Bella looked at her suspiciously.
"What is all this?" she said. Mrs. Bradley nodded mysteriously.
"We are coming to something, I do believe," she said. "Come along, Miss Foxley. Do your best. It won't seem as strange to me as it might to some people."
"I don't see it would sound strange, exactly, to anyone," said Bella, recovering herself a little. "After all, one of the little devils had committed murder already ..."
"Ah," said Mrs. Bradley. "So you think the boys killed Cousin Tom?"
"Well, I suppose it was a fact that they'd already pushed him out of the window once."
"That would account for his having made no particular complaint, 1 suppose," said Mrs. Bradley, as though she agreed with the supposition.

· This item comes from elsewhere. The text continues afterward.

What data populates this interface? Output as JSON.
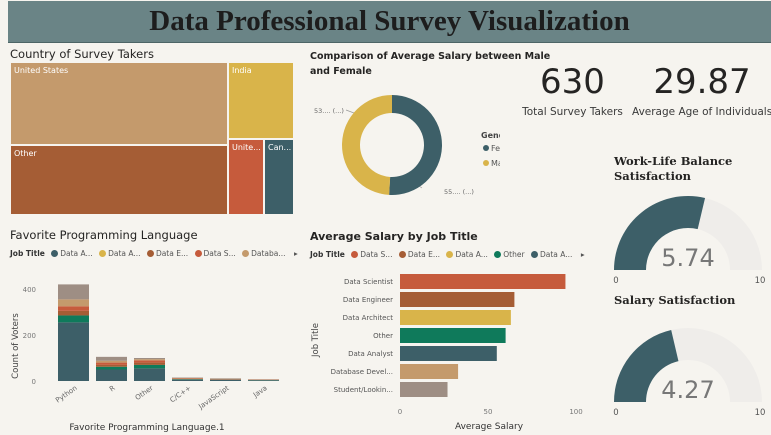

"Well, he couldn't very well inform against them, considering how he'd been hiding them from the police and using them, could he, poor fellow?"
"I suppose not," said Mrs. Bradley; but she seemed to have lost interest in the subject. "You do realise, though, don't you, that the boys were already in the cellar when your Cousin Tom fell out the second time?"
She looked expectantly at Bella. The prisoner's face was livid.
"I heard that in court, but it didn't—it wasn't true. I happen to know that for a fact, if it's facts you're after," she said. Her sombre eyes smouldered. She did not speak again for a minute or two. The heavy, rather turgid mentality behind that ugly fore- head and those angry, defeated eyes was accustoming itself to a new and terrible conviction, Mrs. Bradley surmised. She rose.
"Think it over," she said, almost kindly. "And when you go next into the witness box, I think I should tell the truth, the whole truth and nothing but the truth, if I were you. Even if it does no good, you'll feel the better for it. And, you know, Miss Foxley, if I were you—and I mean this in the most ..."
"Disinterested way," said Bella, with a return to her former irony.
"If you like. Anyway, I should make up my mind to tell the court exactly what you were doing and where you were when the boys ... need I say the rest? ... when the boys were dying."
"And now," said Mrs. Bradley brightly, "for another go at our patient Griselda."
"That fatheaded widow, I suppose you mean?" said Mr. Pratt, who was again a weekend visitor at the Stone House. "That woman ought to be stood on hot bricks or something, to wake her up and bring her to, I should say. She simply threw away the case for the prosecution—simply threw it away."
"Mea culpa," said Mrs. Bradley inexcusably. Pratt, lighting a pipe, looked at her steadfastly.
"You're up to something," he said. "Don't tell me we've got to whitewash the unspeakable Bella?"
Mrs. Bradley grinned and asked him whether, in such case, she could count upon his assistance.